InfinityGAN: Towards Infinite-Resolution Image Synthesis
Humans can guess the whole scene given a partial observation of it. For machines to understand images in a way humans can has been a high-interest area for researchers. In an article recently published on arxiv.org, InfinityGAN is presented as a solution to generate images of arbitrary resolution.
Synthesizing infinite-resolution images from finite-resolution inputs with InfinityGAN. Image credit: Chieh Hubert Lin et al., arXiv:2104.03963v1 Challenges with existing models to generate high-resolution images - Most generative models to improve image resolution require increased training time, larger model size, and stricter data requirements.
- Large images should be locally and globally consistent, avoid repetitive patterns, and look realistic.
- Existing solutions are not resolution-independent, and extrapolating them to a higher resolution becomes very computationally heavy.

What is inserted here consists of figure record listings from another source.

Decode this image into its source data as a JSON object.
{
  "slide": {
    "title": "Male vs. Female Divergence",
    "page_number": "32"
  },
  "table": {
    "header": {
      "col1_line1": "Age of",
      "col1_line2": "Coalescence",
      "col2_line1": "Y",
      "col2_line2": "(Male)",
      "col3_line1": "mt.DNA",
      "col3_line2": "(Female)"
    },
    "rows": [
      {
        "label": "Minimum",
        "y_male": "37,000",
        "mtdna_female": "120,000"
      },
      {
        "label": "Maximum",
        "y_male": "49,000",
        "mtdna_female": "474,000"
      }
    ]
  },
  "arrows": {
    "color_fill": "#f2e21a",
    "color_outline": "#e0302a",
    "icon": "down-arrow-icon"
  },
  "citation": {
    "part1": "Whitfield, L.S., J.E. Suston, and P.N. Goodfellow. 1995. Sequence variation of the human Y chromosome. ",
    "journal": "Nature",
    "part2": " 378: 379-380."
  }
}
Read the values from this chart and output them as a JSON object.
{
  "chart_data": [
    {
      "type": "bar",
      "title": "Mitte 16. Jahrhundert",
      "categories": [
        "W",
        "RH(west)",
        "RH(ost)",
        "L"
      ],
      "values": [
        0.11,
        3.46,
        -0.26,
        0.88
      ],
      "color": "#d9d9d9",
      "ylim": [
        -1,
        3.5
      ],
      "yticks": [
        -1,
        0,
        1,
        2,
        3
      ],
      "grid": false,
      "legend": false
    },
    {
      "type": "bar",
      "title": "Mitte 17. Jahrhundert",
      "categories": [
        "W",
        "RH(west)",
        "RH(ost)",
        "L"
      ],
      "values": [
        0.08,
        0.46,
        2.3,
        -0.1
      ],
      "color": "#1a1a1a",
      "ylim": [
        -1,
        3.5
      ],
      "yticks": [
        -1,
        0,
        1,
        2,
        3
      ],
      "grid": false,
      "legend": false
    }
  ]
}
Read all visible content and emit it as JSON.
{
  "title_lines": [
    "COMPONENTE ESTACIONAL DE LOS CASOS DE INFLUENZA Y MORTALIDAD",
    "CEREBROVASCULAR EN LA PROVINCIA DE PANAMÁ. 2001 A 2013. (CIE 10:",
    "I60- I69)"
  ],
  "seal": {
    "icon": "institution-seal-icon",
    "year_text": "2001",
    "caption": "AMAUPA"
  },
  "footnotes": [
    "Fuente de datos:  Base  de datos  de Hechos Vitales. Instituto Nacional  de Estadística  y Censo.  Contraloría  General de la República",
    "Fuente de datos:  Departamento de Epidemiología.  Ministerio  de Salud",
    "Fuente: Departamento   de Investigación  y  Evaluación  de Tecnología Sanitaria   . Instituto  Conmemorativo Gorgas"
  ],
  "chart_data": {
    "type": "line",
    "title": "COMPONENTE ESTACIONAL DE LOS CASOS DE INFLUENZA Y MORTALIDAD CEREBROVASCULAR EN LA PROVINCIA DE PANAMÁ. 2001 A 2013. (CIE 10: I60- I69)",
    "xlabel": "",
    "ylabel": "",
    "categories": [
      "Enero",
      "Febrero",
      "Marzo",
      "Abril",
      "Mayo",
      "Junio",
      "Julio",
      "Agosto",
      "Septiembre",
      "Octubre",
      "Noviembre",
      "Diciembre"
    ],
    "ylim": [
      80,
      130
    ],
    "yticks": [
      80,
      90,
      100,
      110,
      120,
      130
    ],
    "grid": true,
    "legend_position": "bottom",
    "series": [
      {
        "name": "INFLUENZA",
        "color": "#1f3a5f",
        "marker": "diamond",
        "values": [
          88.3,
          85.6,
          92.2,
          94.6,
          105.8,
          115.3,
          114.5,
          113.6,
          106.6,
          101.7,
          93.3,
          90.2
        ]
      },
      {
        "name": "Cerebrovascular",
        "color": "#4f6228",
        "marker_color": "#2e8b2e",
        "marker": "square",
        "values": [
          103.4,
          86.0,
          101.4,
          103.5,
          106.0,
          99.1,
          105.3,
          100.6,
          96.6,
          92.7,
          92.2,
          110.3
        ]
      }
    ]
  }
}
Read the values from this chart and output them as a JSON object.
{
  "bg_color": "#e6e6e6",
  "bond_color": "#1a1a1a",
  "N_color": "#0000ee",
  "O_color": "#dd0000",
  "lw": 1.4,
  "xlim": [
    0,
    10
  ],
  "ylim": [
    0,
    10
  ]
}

InfinityGAN is proposed as a solution for the above challenges to produce infinite resolution images using limited computational resources The aim of the research, as mentioned by the team, is: We aim to build a generator that trains with image patches, and at inference time synthesizes images well beyond its training data resolution. The generator can thus generalize to an unbounded arbitrarily high resolution. What is InfinityGAN It is a method that can train on finite and low-resolution images to generate infinite resolution images. InfinityGAN has a low computational requirement that yields high-quality, seamless and high-resolution image outputs. In this technique, local texture and structure are modelled separately, which allows the method to synthesize diverse local details. How does InfinityGAN work? InfinityGAN considers global & local factors to yield high-resolution images. - Global: InfintyGAN assumes that Images have a high-level composition that is coherent. It means that images have a global theme OR appearance that is consistent across the whole image. For example, a football match has a central theme: fans cheering, players following the ball on the ground, etc. A product launch also has a central theme and would have a presenter and audience. A Walmart store would have items stacked in racks and shoppers shopping.
- Local: A close up of the image is defined by the structure and texture in its neighbourhood. It is defined by the objects, shapes and their relative arrangement. Once a structure is defined, the texture would be decided by InfinityGAN based on the material & lighting of the objects in the structure to render a realistic scene. inifintyGAN will also map the texture to conform to the global coherence and the structure and texture of the neighbouring patches.
Components of InfinityGAN - Structure synthesizer: The structure synthesizer conditions global appearance and produces local structural representations.
- Texture synthesizer: It generates texture for the structure provided by the structure synthesizer.
Why InfinityGAN - Can also work effectively in a resource-constrained, both in terms of computation and availability of high-resolution training data
- It generates images that are locally and globally consistent, avoid repetitive patterns, and look realistic.
Applications of InfinityGAN - InfinityGAN provides flexibility & controllability by spatially fusing structures and textures from different distributions within an image.
- InfinityGAN allows that an image can be outpainted to synthesize an image of arbitrary length
- Particularly useful for high-resolution image synthesis where images can be divided into independent patches to make the process faster.
Limitations of InfinityGAN - Different FoV's & distances from the scene can negatively impact image extrapolation using InfinityGAN. It could sometimes lead to a bizarre global view.
- If manipulated photographs are used, it could mislead InfinityGAN to synthesize an inaccurate representation.
- If the motion module is trained along with the image module, InfinityGAN can achieve inferior performance.
Conclusion: InfinityGAN trains and infers patch-by-patch seamlessly with low computational resources. The research team also has done experimental evaluation that supports the statement that InfinityGAN generates images with superior global structure compared to some other techniques. Although InfinityGAN has certain limitations, it is proposed as a valuable resource to generate arbitrary resolution images. Source: Chieh Hubert Lin, Hsin-Ying Lee, Yen-Chi Cheng, Sergey Tulyakov and Ming-Hsuan Yang, "InfinityGAN: Towards Infinite-Resolution Image Synthesis".